Nakasongola Gets Rhino Haven

SPARSE human population and a semi-arid landscape with extensive grassland have over the years attracted cattle ranchers to Nakasongola district. Because of this, the area was assumed to be part of the cattle corridor.s But this might soon change with the setting up of a sanctuary for endangered rhinos.

At Ziwa Ranchers, located about 200 km from Kampala, the vegetation has attracted the Rhino Fund Uganda to rear rhinos where cattle have grazed for years.

Uganda Rhino Fund an NGO and a brain-child of wildlife authorities was formed five years ago.

We have been negotiating with conservationists in the United States likely to donate four rhinos, says Yvonne Verkaik, who heads the Fund.

She says this would help Uganda to create a breeding stock of 20 rhinos.

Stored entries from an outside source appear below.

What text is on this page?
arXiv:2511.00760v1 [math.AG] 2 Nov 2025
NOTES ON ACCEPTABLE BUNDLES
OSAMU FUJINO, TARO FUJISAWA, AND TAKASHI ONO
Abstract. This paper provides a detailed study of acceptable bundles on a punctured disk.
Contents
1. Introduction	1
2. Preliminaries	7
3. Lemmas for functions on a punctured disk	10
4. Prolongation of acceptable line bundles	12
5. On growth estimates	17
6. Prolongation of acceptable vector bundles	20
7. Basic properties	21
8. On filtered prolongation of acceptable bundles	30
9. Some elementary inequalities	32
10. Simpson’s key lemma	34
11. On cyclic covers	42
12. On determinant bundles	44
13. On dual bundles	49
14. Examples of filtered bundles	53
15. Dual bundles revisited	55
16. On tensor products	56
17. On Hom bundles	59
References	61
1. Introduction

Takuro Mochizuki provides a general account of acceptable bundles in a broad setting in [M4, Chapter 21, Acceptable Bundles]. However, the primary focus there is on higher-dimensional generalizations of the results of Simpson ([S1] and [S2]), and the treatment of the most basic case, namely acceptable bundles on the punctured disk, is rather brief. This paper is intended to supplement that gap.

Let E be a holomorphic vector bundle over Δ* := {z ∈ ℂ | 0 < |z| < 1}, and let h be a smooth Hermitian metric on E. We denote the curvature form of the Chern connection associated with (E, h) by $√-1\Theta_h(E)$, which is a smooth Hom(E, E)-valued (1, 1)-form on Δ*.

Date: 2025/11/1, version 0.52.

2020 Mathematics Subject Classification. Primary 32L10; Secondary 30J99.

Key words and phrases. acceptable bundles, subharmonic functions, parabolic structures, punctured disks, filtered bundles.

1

The Fund undertook a study, which proved the vegetation was suitable for grazing rhinos. The sanctuary will have both Black and White rhinos. Black rhinos feed on twigs or shrubs and the White rhinos eat grass.

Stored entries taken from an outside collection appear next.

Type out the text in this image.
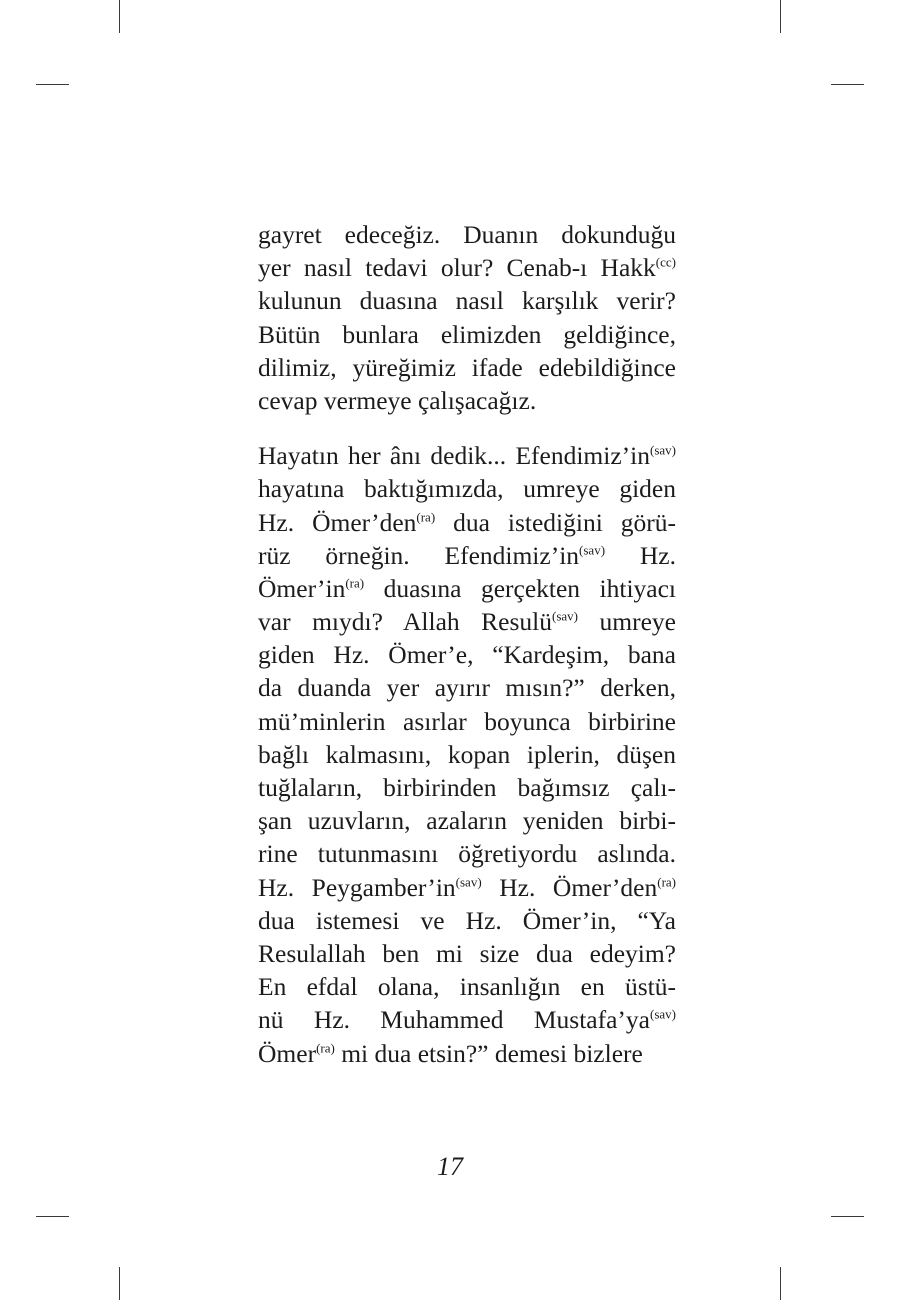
gayret edeceğiz. Duanın dokunduğu
yer nasıl tedavi olur? Cenab-ı Hakk$^{(cc)}$
kulunun duasına nasıl karşılık verir?
Bütün bunlara elimizden geldiğince,
dilimiz, yüreğimiz ifade edebildiğince
cevap vermeye çalışacağız.
Hayatın her ânı dedik... $Efendimiz’in^{(sav)}$
hayatına baktığımızda, umreye giden
Hz. Ömer’den$^{(ra)}$ dua istediğini görü-
rüz örneğin. $Efendimiz’in^{(sav)}$ Hz.
$Ömer’in^{(ra)}$ duasına gerçekten ihtiyacı
var mıydı? Allah Resulü$^{(sav)}$ umreye
giden Hz. Ömer’e, “Kardeşim, bana
da duanda yer ayırır mısın?” derken,
mü’minlerin asırlar boyunca birbirine
bağlı kalmasını, kopan iplerin, düşen
tuğlaların, birbirinden bağımsız çalı-
şan uzuvların, azaların yeniden birbi-
rine tutunmasını öğretiyordu aslında.
Hz. $Peygamber’in^{(sav)}$ Hz. Ömer’den$^{(ra)}$
dua istemesi ve Hz. Ömer’in, “Ya
Resulallah ben mi size dua edeyim?
En efdal olana, insanlığın en üstü-
nü Hz. Muhammed $Mustafa’ya^{(sav)}$
Ömer$^{(ra)}$ mi dua etsin?” demesi bizlere
17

Up to 50 rhinos can be accommodated in the sanctuary, the first of its kind in the country. However, the Fund is likely to open the sanctuary later this year with a few rhinos.

Uganda had the rarest rhino species, the northern white rhino, declared extinct by wildlife authorities in 1983.

Another species, the black rhino, roamed in Kidepo National Park but became extinct in 1984.

The white and black rhinos are on the red data list published by the World Conservation Union as endangered species.

The Convention on International Trade in Endangered Species (CITES), which regulates trade in wildlife, outlaws trafficking of rhinos.

Dr. Arthur Mugisha, who heads the Uganda Wildlife Authority (UWA), blames the extinction of rhinos in Uganda on the lucrative trade in the rhino horn.

He says the horn is used to make aphrodisiacs that are on high demand especially in the Middle East.

Mugisha says the horns are also used to make daggers, which are status symbols in Asia.
So the Fund is taking no chances in making the ranch secure for the returning rhinos. They will be bred before being released into national parks, which UWA refers to as the promised land.

A two-metre high electric fence is being constructed to confine the rhinos to the sanctuary, says Verkaik.
This will be backed by more than 10 rangers UWA is training to keep out poachers, she says.

The idea of returning the rhinos was hatched more than five years ago. The Uganda Wildlife Education Centre (UWEC), formerly Entebbe Zoo, imported two rhinos two years ago. The two returnees called Kabira and Sherrino, which are about five years old, will be relocated from UWEC to the rhino sanctuary.

But Verkaik says the two rhinos, which grow together in a confined environment, were unlikely to reproduce because they avoid mating with their close relatives.

She says about 20 rhinos are needed if they are to mate and increase their population in Uganda.
For instance, only 20 southern white rhinos existed in South Africa, which have now increased to 11,000 in the last 100 years.

Verkaik says younger rhinos would be imported to replace Kabira and Sherrino as exhibits for conservation education.
Should the rhino sanctuary take off, Nakasongola stands to benefit.
The project is likely to encourage tourism because an airstrip has already been put in place.

In future the sanctuary will house tourists in a lodge and camp. The advantage is that Ziwa Ranchers is located along the road that leads to Murchison Falls National Park.

Mugisha says the rhino sanctuary would encourage owners of large chunks of land to take up wildlife ranching.
This would be a better alternative to charcoal burning, a destructive activity to the environment which is becoming a popular economic activity, he says.